The growing autonomous vehicle fleet, together with countless truck and passenger vehicle fleets on the road now, will be instrumental in passively — read: inexpensively — gathering timely, precise and local data that is so essential to better roads. With success, the centuries-old process of manual inspection will be replaced with more cost-effective methods for monitoring roads. While admittedly more technical solutions are available for assessing road surfaces, including inspection vehicles that use combinations of RADAR, high-definition cameras and LiDAR, these methods often come at a steep cost in terms of money and labor, a cost that dramatically limits the frequency of use and, for smaller municipalities, the affordability.

RoadBotics takes the view that still-better-than-good-enough data fidelity, extreme ease of use and vanishingly small implementation cost makes for a powerful tool for roadway managers to use in maintaining a high road surface and roadway quality. "It's cutting-edge technology. This has brought us up to the next level," said Richard Albert, director of public works in North Huntingdon, Pennsylvania. 

Still-better-than-good-enough data fidelity, extreme ease of use and vanishingly small implementation cost makes for a powerful tool in maintaining a high road surface and roadway quality.
The RoadBotics approach takes advantage of what is readily available, which includes a smartphone, a smartphone app and a windshield to collect the data. Once the data is collected and sent to the cloud, the data is analyzed using advanced AI technology. RoadBotics then outputs the resulting information on the location, size and type of damage for any defect identified and is reported to a city on an overhead map, using color-coded markers to superficially present the presence and degree of road damage.

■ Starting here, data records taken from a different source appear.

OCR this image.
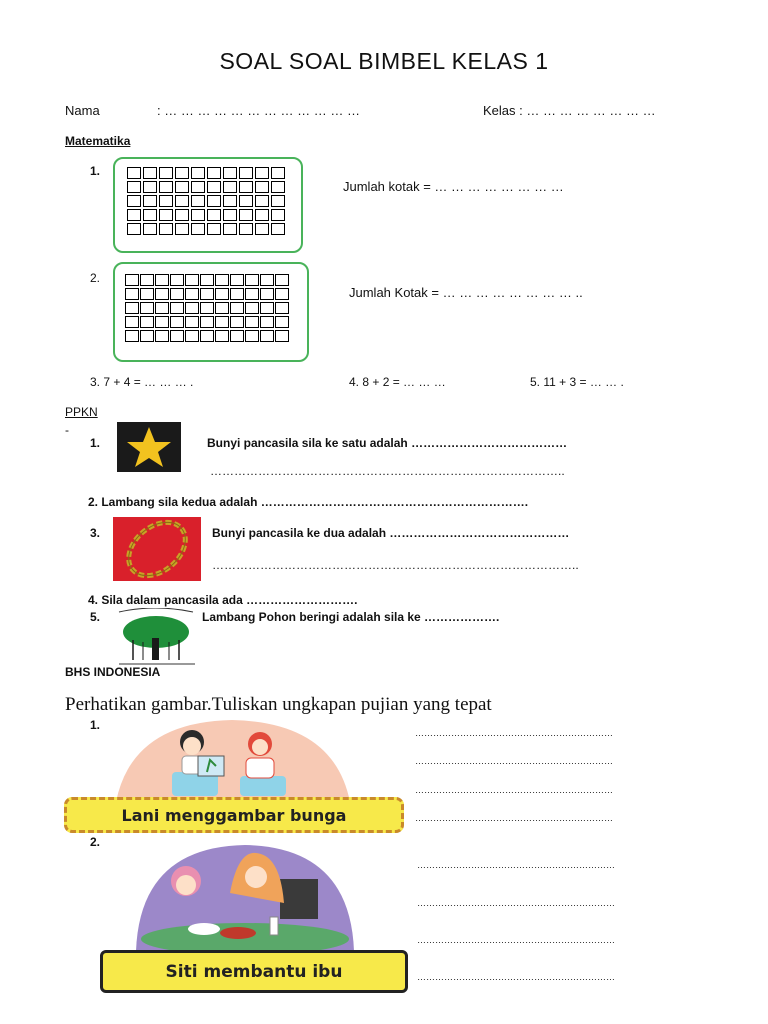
SOAL SOAL BIMBEL KELAS 1
Nama	: … … … … … … … … … … … …	Kelas : … … … … … … … …
Matematika
1.
Jumlah kotak = … … … … … … … …
2.
Jumlah Kotak = … … … … … … … … ..
3. 7 + 4 = … … … .	4. 8 + 2 = … … …	5. 11 + 3 = … … .
PPKN
-
1.	Bunyi pancasila sila ke satu adalah …………………………………
……………………………………………………………………………..
2. Lambang sila kedua adalah ………………………………………………………….
3.	Bunyi pancasila ke dua adalah ………………………………………
………………………………………………………………………………..
4. Sila dalam pancasila ada ……………………….
5.	Lambang Pohon beringi adalah sila ke ……………….
BHS INDONESIA
Perhatikan gambar.Tuliskan ungkapan pujian yang tepat
1.
Lani menggambar bunga
…………………………………………………………
…………………………………………………………
…………………………………………………………
…………………………………………………………
2.
Siti membantu ibu
…………………………………………………………
…………………………………………………………
…………………………………………………………
…………………………………………………………
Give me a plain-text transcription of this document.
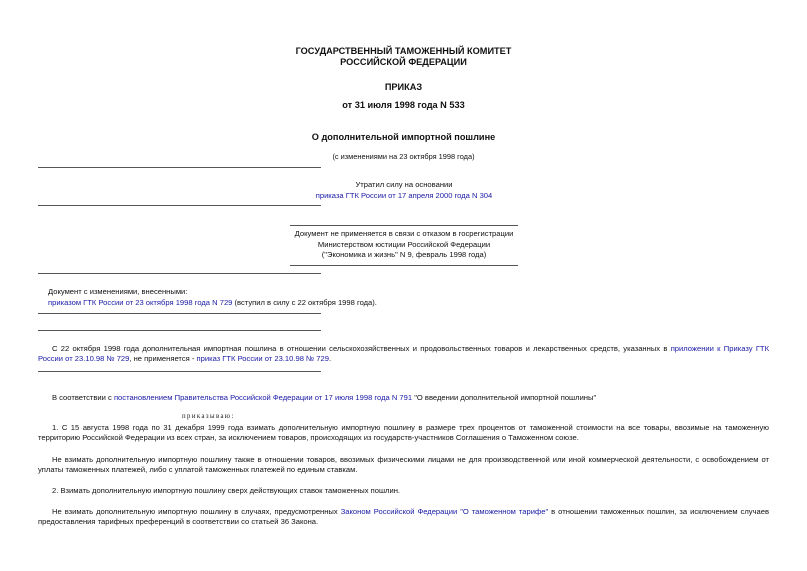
ГОСУДАРСТВЕННЫЙ ТАМОЖЕННЫЙ КОМИТЕТ
РОССИЙСКОЙ ФЕДЕРАЦИИ
ПРИКАЗ
от 31 июля 1998 года N 533
О дополнительной импортной пошлине
(с изменениями на 23 октября 1998 года)
Утратил силу на основании
приказа ГТК России от 17 апреля 2000 года N 304
Документ не применяется в связи с отказом в госрегистрации
Министерством юстиции Российской Федерации
("Экономика и жизнь" N 9, февраль 1998 года)
Документ с изменениями, внесенными:
приказом ГТК России от 23 октября 1998 года N 729 (вступил в силу с 22 октября 1998 года).

С 22 октября 1998 года дополнительная импортная пошлина в отношении сельскохозяйственных и продовольственных товаров и лекарственных средств, указанных в приложении к Приказу ГТК России от 23.10.98 № 729, не применяется - приказ ГТК России от 23.10.98 № 729.

В соответствии с постановлением Правительства Российской Федерации от 17 июля 1998 года N 791 "О введении дополнительной импортной пошлины"

приказываю:

1. С 15 августа 1998 года по 31 декабря 1999 года взимать дополнительную импортную пошлину в размере трех процентов от таможенной стоимости на все товары, ввозимые на таможенную территорию Российской Федерации из всех стран, за исключением товаров, происходящих из государств-участников Соглашения о Таможенном союзе.

Не взимать дополнительную импортную пошлину также в отношении товаров, ввозимых физическими лицами не для производственной или иной коммерческой деятельности, с освобождением от уплаты таможенных платежей, либо с уплатой таможенных платежей по единым ставкам.

2. Взимать дополнительную импортную пошлину сверх действующих ставок таможенных пошлин.

Не взимать дополнительную импортную пошлину в случаях, предусмотренных Законом Российской Федерации "О таможенном тарифе" в отношении таможенных пошлин, за исключением случаев предоставления тарифных преференций в соответствии со статьей 36 Закона.
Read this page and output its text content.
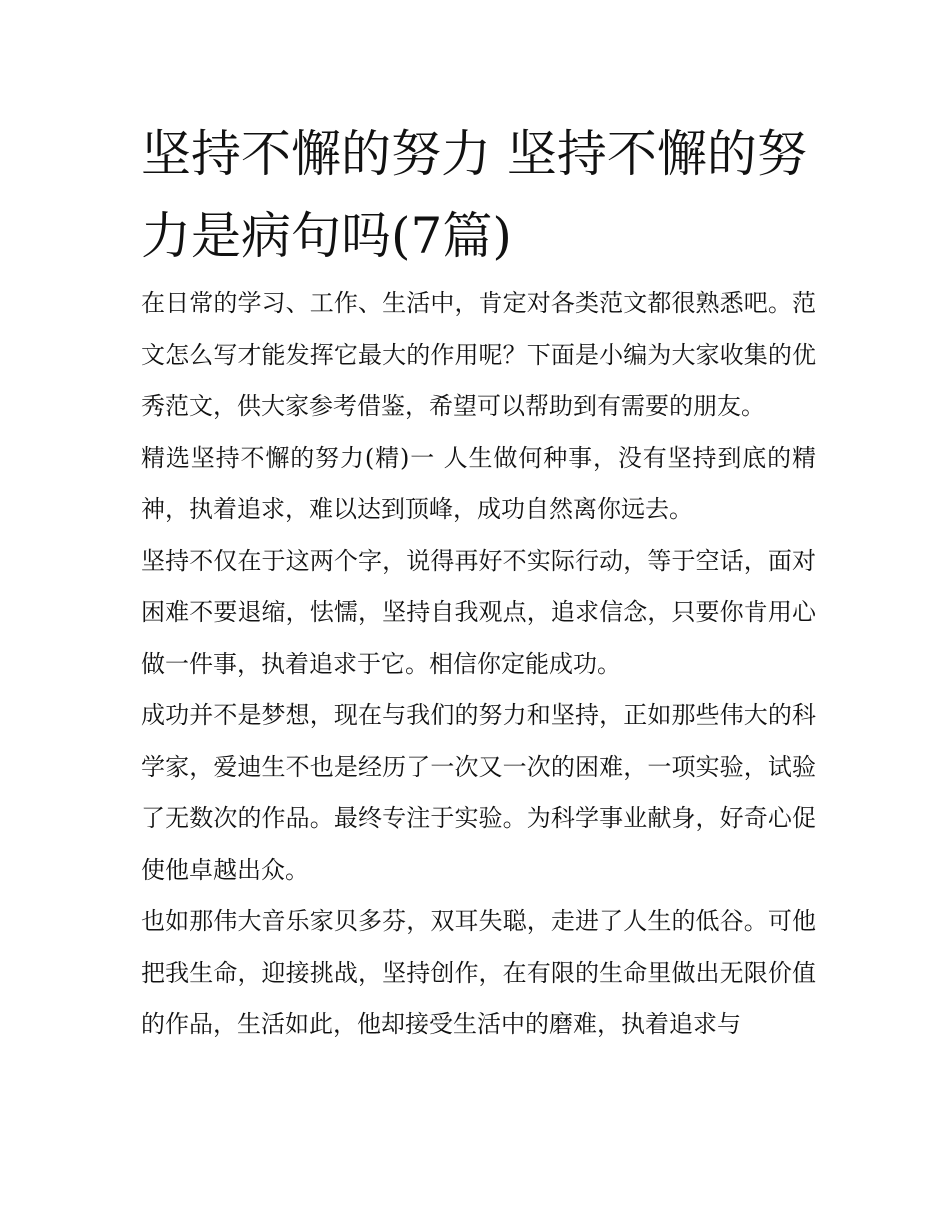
坚持不懈的努力 坚持不懈的努力是病句吗(7篇)

在日常的学习、工作、生活中，肯定对各类范文都很熟悉吧。范文怎么写才能发挥它最大的作用呢？下面是小编为大家收集的优秀范文，供大家参考借鉴，希望可以帮助到有需要的朋友。

精选坚持不懈的努力(精)一 人生做何种事，没有坚持到底的精神，执着追求，难以达到顶峰，成功自然离你远去。

坚持不仅在于这两个字，说得再好不实际行动，等于空话，面对困难不要退缩，怯懦，坚持自我观点，追求信念，只要你肯用心做一件事，执着追求于它。相信你定能成功。

成功并不是梦想，现在与我们的努力和坚持，正如那些伟大的科学家，爱迪生不也是经历了一次又一次的困难，一项实验，试验了无数次的作品。最终专注于实验。为科学事业献身，好奇心促使他卓越出众。

也如那伟大音乐家贝多芬，双耳失聪，走进了人生的低谷。可他把我生命，迎接挑战，坚持创作，在有限的生命里做出无限价值的作品，生活如此，他却接受生活中的磨难，执着追求与
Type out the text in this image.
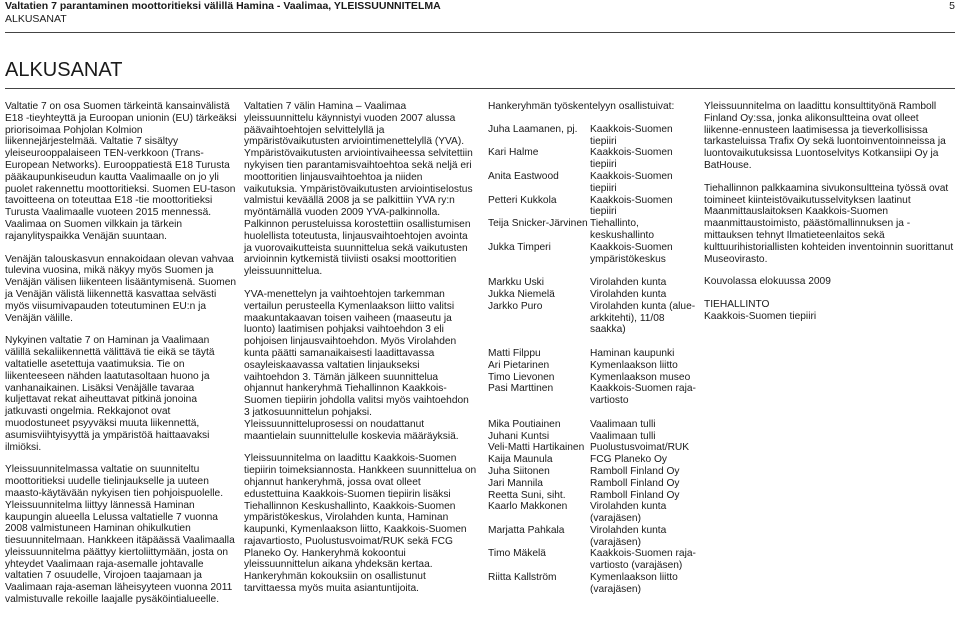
Valtatien 7 parantaminen moottoritieksi välillä Hamina - Vaalimaa, YLEISSUUNNITELMA
ALKUSANAT
5
ALKUSANAT

Valtatie 7 on osa Suomen tärkeintä kansainvälistä E18 -tieyhteyttä ja Euroopan unionin (EU) tärkeäksi priorisoimaa Pohjolan Kolmion liikennejärjestelmää. Valtatie 7 sisältyy yleiseurooppalaiseen TEN-verkkoon (Trans-European Networks). Eurooppatiestä E18 Turusta pääkaupunkiseudun kautta Vaalimaalle on jo yli puolet rakennettu moottoritieksi. Suomen EU-tason tavoitteena on toteuttaa E18 -tie moottoritieksi Turusta Vaalimaalle vuoteen 2015 mennessä. Vaalimaa on Suomen vilkkain ja tärkein rajanylityspaikka Venäjän suuntaan.

Venäjän talouskasvun ennakoidaan olevan vahvaa tulevina vuosina, mikä näkyy myös Suomen ja Venäjän välisen liikenteen lisääntymisenä. Suomen ja Venäjän välistä liikennettä kasvattaa selvästi myös viisumivapauden toteutuminen EU:n ja Venäjän välille.

Nykyinen valtatie 7 on Haminan ja Vaalimaan välillä sekaliikennettä välittävä tie eikä se täytä valtatielle asetettuja vaatimuksia. Tie on liikenteeseen nähden laatutasoltaan huono ja vanhanaikainen. Lisäksi Venäjälle tavaraa kuljettavat rekat aiheuttavat pitkinä jonoina jatkuvasti ongelmia. Rekkajonot ovat muodostuneet psyyväksi muuta liikennettä, asumisviihtyisyyttä ja ympäristöä haittaavaksi ilmiöksi.

Yleissuunnitelmassa valtatie on suunniteltu moottoritieksi uudelle tielinjaukselle ja uuteen maasto-käytävään nykyisen tien pohjoispuolelle. Yleissuunnitelma liittyy lännessä Haminan kaupungin alueella Lelussa valtatielle 7 vuonna 2008 valmistuneen Haminan ohikulkutien tiesuunnitelmaan. Hankkeen itäpäässä Vaalimaalla yleissuunnitelma päättyy kiertoliittymään, josta on yhteydet Vaalimaan raja-asemalle johtavalle valtatien 7 osuudelle, Virojoen taajamaan ja Vaalimaan raja-aseman läheisyyteen vuonna 2011 valmistuvalle rekoille laajalle pysäköintialueelle.

Valtatien 7 välin Hamina – Vaalimaa yleissuunnittelu käynnistyi vuoden 2007 alussa päävaihtoehtojen selvittelyllä ja ympäristövaikutusten arviointimenettelyllä (YVA). Ympäristövaikutusten arviointivaiheessa selvitettiin nykyisen tien parantamisvaihtoehtoa sekä neljä eri moottoritien linjausvaihtoehtoa ja niiden vaikutuksia. Ympäristövaikutusten arviointiselostus valmistui keväällä 2008 ja se palkittiin YVA ry:n myöntämällä vuoden 2009 YVA-palkinnolla. Palkinnon perusteluissa korostettiin osallistumisen huolellista toteutusta, linjausvaihtoehtojen avointa ja vuorovaikutteista suunnittelua sekä vaikutusten arvioinnin kytkemistä tiiviisti osaksi moottoritien yleissuunnittelua.

YVA-menettelyn ja vaihtoehtojen tarkemman vertailun perusteella Kymenlaakson liitto valitsi maakuntakaavan toisen vaiheen (maaseutu ja luonto) laatimisen pohjaksi vaihtoehdon 3 eli pohjoisen linjausvaihtoehdon. Myös Virolahden kunta päätti samanaikaisesti laadittavassa osayleiskaavassa valtatien linjaukseksi vaihtoehdon 3. Tämän jälkeen suunnittelua ohjannut hankeryhmä Tiehallinnon Kaakkois-Suomen tiepiirin johdolla valitsi myös vaihtoehdon 3 jatkosuunnittelun pohjaksi. Yleissuunnitteluprosessi on noudattanut maantielain suunnittelulle koskevia määräyksiä.

Yleissuunnitelma on laadittu Kaakkois-Suomen tiepiirin toimeksiannosta. Hankkeen suunnittelua on ohjannut hankeryhmä, jossa ovat olleet edustettuina Kaakkois-Suomen tiepiirin lisäksi Tiehallinnon Keskushallinto, Kaakkois-Suomen ympäristökeskus, Virolahden kunta, Haminan kaupunki, Kymenlaakson liitto, Kaakkois-Suomen rajavartiosto, Puolustusvoimat/RUK sekä FCG Planeko Oy. Hankeryhmä kokoontui yleissuunnittelun aikana yhdeksän kertaa. Hankeryhmän kokouksiin on osallistunut tarvittaessa myös muita asiantuntijoita.

Hankeryhmän työskentelyyn osallistuivat:

Juha Laamanen, pj.	Kaakkois-Suomen tiepiiri
Kari Halme	Kaakkois-Suomen tiepiiri
Anita Eastwood	Kaakkois-Suomen tiepiiri
Petteri Kukkola	Kaakkois-Suomen tiepiiri
Teija Snicker-Järvinen Tiehallinto, keskushallinto
Jukka Timperi	Kaakkois-Suomen ympäristökeskus
Markku Uski	Virolahden kunta
Jukka Niemelä	Virolahden kunta
Jarkko Puro	Virolahden kunta (alue-arkkitehti), 11/08 saakka)
Matti Filppu	Haminan kaupunki
Ari Pietarinen	Kymenlaakson liitto
Timo Lievonen	Kymenlaakson museo
Pasi Marttinen	Kaakkois-Suomen raja-vartiosto
Mika Poutiainen	Vaalimaan tulli
Juhani Kuntsi	Vaalimaan tulli
Veli-Matti Hartikainen Puolustusvoimat/RUK
Kaija Maunula	FCG Planeko Oy
Juha Siitonen	Ramboll Finland Oy
Jari Mannila	Ramboll Finland Oy
Reetta Suni, siht.	Ramboll Finland Oy
Kaarlo Makkonen	Virolahden kunta (varajäsen)
Marjatta Pahkala	Virolahden kunta (varajäsen)
Timo Mäkelä	Kaakkois-Suomen raja-vartiosto (varajäsen)
Riitta Kallström	Kymenlaakson liitto (varajäsen)

Yleissuunnitelma on laadittu konsulttityönä Ramboll Finland Oy:ssa, jonka alikonsultteina ovat olleet liikenne-ennusteen laatimisessa ja tieverkollisissa tarkasteluissa Trafix Oy sekä luontoinventoinneissa ja luontovaikutuksissa Luontoselvitys Kotkansiipi Oy ja BatHouse.

Tiehallinnon palkkaamina sivukonsultteina työssä ovat toimineet kiinteistövaikutusselvityksen laatinut Maanmittauslaitoksen Kaakkois-Suomen maanmittaustoimisto, päästömallinnuksen ja -mittauksen tehnyt Ilmatieteenlaitos sekä kulttuurihistoriallisten kohteiden inventoinnin suorittanut Museovirasto.

Kouvolassa elokuussa 2009

TIEHALLINTO
Kaakkois-Suomen tiepiiri
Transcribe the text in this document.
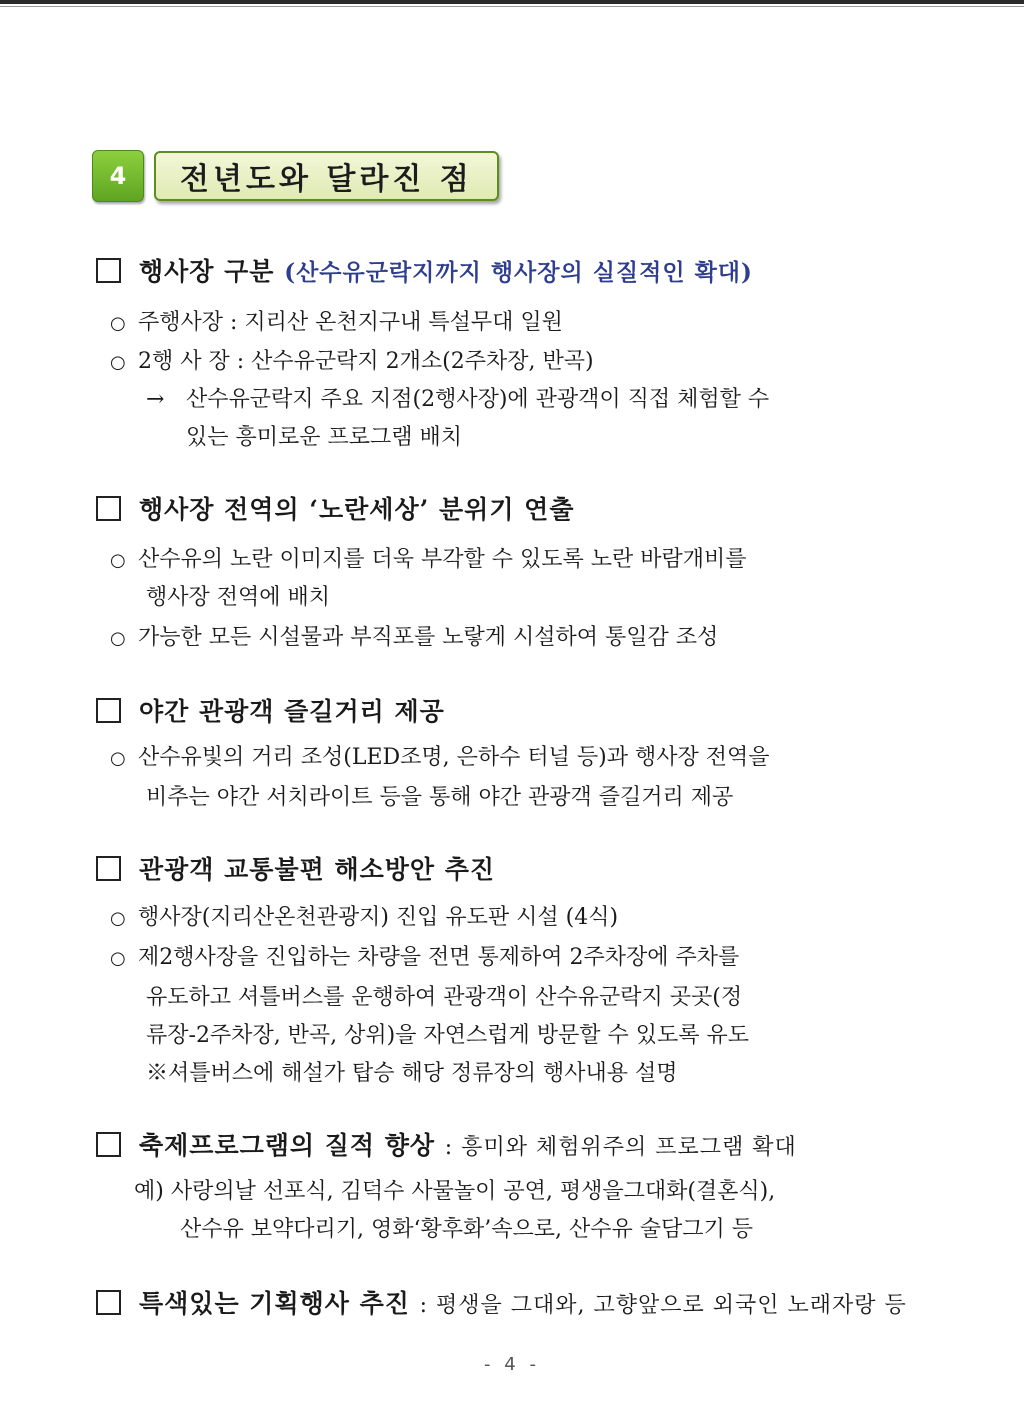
4	전년도와 달라진 점
행사장 구분 (산수유군락지까지 행사장의 실질적인 확대)
○ 주행사장 : 지리산 온천지구내 특설무대 일원
○ 2행 사 장 : 산수유군락지 2개소(2주차장, 반곡)
→ 산수유군락지 주요 지점(2행사장)에 관광객이 직접 체험할 수
있는 흥미로운 프로그램 배치
행사장 전역의 ‘노란세상’ 분위기 연출
○ 산수유의 노란 이미지를 더욱 부각할 수 있도록 노란 바람개비를
행사장 전역에 배치
○ 가능한 모든 시설물과 부직포를 노랗게 시설하여 통일감 조성
야간 관광객 즐길거리 제공
○ 산수유빛의 거리 조성(LED조명, 은하수 터널 등)과 행사장 전역을
비추는 야간 서치라이트 등을 통해 야간 관광객 즐길거리 제공
관광객 교통불편 해소방안 추진
○ 행사장(지리산온천관광지) 진입 유도판 시설 (4식)
○ 제2행사장을 진입하는 차량을 전면 통제하여 2주차장에 주차를
유도하고 셔틀버스를 운행하여 관광객이 산수유군락지 곳곳(정
류장-2주차장, 반곡, 상위)을 자연스럽게 방문할 수 있도록 유도
※셔틀버스에 해설가 탑승 해당 정류장의 행사내용 설명
축제프로그램의 질적 향상 : 흥미와 체험위주의 프로그램 확대
예) 사랑의날 선포식, 김덕수 사물놀이 공연, 평생을그대화(결혼식),
산수유 보약다리기, 영화‘황후화’속으로, 산수유 술담그기 등
특색있는 기획행사 추진 : 평생을 그대와, 고향앞으로 외국인 노래자랑 등
- 4 -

Users can drill further into the data, represented by map markers, to better understand their numeric evaluation of the defect, view photographic evidence of it and even override ratings, on occasion and as necessary.

AI technology is all around us, including along the road, and as advances and the familiarity with autonomous vehicles grows, any number of opportunities to improve our roadways will emerge. We need only look at roadways as Caesar Augustus did, as one of our most precious assets, worthy of our greatest efforts.